Interpretive Summary: Spatial treatment of climate change scenarios is extremely important for simulating impacts of climate change on soil erosion and crop production. The objective of this work is to compare responses of simulated soil erosion, and wheat and maize yields to two (implicit and explicit) spatial treatments that are used to downscale climate change scenarios projected at large spatial scales to a particular location or field for crop model simulation. Monthly precipitation and temperature of 1950-2039 projected by a global climate model (HadCM3) were used in the downscaling. In contrast to the explicit method, the implicit method does not consider spatial variability of climate change scenarios explicitly during downscaling. The Water Erosion Prediction Project (WEPP) model was run for a wheat-wheat-maize rotation under conventional tillage at the 8.7 and 17.6% slopes at the Changwu station, Shaanxi, China, as an example. Both explicit and implicit methods projected general increases in annual precipitation and temperature during 2010-2039 at Changewu. However, relative climate changes downscaled by the explicit method, as compared to the implicit method, appeared more variable. As a result, simulated responses of soil loss and crop yields seamed more irregular. For a 1% increase in precipitation, percent increases in average annual soil loss were 4-10 times greater with the explicit method than those with the implicit method. Considerable differences in grain yield were also found. These contrasting results underscore the importance of proper spatial treatments of climate change scenarios prior to impact assessments. The results would help scientists and conservationists choose proper downscaling methods for evaluating climatic impacts on a particular farm or field.

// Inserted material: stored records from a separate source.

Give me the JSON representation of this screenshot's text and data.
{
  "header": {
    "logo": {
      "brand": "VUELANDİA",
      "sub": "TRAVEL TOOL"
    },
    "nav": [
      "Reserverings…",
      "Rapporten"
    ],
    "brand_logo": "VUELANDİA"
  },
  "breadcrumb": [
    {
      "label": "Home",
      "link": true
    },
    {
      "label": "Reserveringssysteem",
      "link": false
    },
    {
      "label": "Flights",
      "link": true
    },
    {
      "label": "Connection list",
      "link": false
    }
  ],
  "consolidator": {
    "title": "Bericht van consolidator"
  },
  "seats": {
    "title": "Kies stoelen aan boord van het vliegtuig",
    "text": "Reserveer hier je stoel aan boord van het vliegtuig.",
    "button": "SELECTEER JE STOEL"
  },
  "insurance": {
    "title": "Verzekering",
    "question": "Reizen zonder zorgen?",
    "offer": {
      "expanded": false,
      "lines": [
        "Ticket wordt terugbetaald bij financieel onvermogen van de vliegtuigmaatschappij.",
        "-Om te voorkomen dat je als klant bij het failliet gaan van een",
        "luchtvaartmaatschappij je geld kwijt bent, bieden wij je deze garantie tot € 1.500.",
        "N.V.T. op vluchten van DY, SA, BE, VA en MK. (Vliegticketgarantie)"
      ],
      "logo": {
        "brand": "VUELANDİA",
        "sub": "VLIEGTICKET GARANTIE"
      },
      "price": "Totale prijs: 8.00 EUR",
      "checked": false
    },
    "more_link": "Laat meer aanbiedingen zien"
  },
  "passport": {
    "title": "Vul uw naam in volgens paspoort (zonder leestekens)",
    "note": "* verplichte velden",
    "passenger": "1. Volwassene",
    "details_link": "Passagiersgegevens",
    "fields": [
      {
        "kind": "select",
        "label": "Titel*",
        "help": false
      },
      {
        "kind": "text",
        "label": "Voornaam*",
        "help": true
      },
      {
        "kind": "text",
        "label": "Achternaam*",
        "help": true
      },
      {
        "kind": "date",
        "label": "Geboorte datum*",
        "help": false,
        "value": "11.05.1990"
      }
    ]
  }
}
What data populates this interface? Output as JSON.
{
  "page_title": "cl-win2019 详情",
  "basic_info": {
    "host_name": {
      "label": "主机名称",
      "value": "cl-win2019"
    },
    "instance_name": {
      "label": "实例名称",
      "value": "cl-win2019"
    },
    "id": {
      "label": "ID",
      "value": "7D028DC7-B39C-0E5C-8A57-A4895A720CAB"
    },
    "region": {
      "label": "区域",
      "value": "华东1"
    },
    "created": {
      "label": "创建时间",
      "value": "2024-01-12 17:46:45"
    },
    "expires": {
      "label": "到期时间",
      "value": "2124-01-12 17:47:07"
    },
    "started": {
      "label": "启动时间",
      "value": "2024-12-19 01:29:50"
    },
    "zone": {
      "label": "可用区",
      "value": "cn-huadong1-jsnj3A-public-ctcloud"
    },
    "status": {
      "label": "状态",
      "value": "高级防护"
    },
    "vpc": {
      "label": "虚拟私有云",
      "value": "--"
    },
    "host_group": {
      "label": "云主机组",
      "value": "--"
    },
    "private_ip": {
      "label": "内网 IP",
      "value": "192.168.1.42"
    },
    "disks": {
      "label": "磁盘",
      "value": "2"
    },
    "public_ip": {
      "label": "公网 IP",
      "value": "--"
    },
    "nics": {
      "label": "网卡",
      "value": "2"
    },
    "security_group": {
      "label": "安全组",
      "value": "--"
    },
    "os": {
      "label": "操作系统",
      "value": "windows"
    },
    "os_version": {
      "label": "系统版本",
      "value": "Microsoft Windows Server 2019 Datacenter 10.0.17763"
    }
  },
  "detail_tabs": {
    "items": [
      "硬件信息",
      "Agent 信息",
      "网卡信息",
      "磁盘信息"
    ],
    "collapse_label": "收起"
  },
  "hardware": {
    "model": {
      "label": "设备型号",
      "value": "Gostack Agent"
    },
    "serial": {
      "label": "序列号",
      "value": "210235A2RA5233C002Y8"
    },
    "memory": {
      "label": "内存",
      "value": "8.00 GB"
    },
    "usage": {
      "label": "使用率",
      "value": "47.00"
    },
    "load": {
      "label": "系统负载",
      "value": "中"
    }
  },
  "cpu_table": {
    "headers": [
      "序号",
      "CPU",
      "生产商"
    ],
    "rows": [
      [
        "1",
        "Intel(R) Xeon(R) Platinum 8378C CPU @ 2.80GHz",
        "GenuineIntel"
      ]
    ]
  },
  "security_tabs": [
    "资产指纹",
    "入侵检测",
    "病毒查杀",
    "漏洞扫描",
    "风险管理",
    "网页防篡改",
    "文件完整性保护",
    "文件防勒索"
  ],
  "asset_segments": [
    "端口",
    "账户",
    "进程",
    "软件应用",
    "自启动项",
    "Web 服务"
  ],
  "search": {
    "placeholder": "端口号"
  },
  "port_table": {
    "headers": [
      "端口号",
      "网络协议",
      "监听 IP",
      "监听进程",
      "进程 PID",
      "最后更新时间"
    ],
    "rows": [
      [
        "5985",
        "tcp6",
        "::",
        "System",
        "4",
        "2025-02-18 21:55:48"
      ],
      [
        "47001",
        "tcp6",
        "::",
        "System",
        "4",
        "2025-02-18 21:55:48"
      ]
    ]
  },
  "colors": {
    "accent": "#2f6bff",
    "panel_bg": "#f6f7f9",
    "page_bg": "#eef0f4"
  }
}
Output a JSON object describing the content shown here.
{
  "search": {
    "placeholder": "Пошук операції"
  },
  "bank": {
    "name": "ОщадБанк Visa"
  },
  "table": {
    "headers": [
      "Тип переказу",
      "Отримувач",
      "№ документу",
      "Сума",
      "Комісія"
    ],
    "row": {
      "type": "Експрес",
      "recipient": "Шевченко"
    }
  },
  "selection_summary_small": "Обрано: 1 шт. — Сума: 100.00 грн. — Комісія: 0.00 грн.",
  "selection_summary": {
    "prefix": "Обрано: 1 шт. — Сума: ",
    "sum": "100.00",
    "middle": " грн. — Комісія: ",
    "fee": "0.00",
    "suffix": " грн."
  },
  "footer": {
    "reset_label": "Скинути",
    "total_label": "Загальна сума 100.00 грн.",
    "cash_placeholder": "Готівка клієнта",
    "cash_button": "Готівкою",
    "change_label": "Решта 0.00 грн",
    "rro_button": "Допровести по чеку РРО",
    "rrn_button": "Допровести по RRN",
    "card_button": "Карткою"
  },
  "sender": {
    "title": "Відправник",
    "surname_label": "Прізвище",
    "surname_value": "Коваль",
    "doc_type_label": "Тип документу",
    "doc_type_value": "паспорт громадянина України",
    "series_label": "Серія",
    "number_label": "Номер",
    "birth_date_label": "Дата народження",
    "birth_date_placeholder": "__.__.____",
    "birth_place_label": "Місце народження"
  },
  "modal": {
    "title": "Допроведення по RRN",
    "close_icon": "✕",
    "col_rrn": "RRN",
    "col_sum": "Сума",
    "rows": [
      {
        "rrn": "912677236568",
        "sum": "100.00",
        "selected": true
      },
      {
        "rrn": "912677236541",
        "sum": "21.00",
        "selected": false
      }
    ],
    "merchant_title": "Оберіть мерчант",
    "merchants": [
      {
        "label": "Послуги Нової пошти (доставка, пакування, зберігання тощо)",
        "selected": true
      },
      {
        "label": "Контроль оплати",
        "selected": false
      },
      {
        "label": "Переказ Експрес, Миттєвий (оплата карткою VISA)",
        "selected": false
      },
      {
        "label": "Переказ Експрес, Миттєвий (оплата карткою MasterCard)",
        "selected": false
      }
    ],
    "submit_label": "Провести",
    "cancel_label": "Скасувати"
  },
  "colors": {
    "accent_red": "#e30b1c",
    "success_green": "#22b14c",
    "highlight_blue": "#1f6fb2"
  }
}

Technical Abstract: Spatial downscaling of climate change scenarios can be a significant source of uncertainty in simulating climatic impact on soil erosion, hydrology, and crop production. The objective of this study is to compare responses of simulated soil erosion, surface hydrology, and wheat and maize yields to two (implicit and explicit) spatial downscaling methods used to downscale the A2a, B2a, and GGa1 climate change scenarios projected by the Hadley Centre’s global climate model (HadCM3). Monthly projections of precipitation and temperature during 1950-2039 were used in the downscaling. A stochastic weather generator (CLIGEN) was used to disaggregate monthly values to daily weather series following an implicit and explicit spatial downscaling. The Water Erosion Prediction Project (WEPP) model was run for a wheat-wheat-maize rotation under conventional tillage at the 8.7 and 17.6% slopes on southern Loess Plateau of China. Both explicit and implicit methods projected general increases in annual precipitation and temperature during 2010-2039 at the Changewu station. However, relative climate changes downscaled by the explicit method, as compared to the implicit method, appeared more variable. Consequently, the responses simulated with the explicit method seamed more irregular. For a 1% increase in precipitation, percent increases in average annual runoff (soil loss) were 3-6 (4-10) times greater with the explicit method than those with the implicit method. Considerable differences in grain yield were also found between the two downscaling methods. These contrasting results between the two methods indicate that spatial downscaling of climate change scenarios can be a significant source of uncertainty, and further underscores the importance of proper spatial treatments of climate change scenarios including climate variability prior to impact simulation.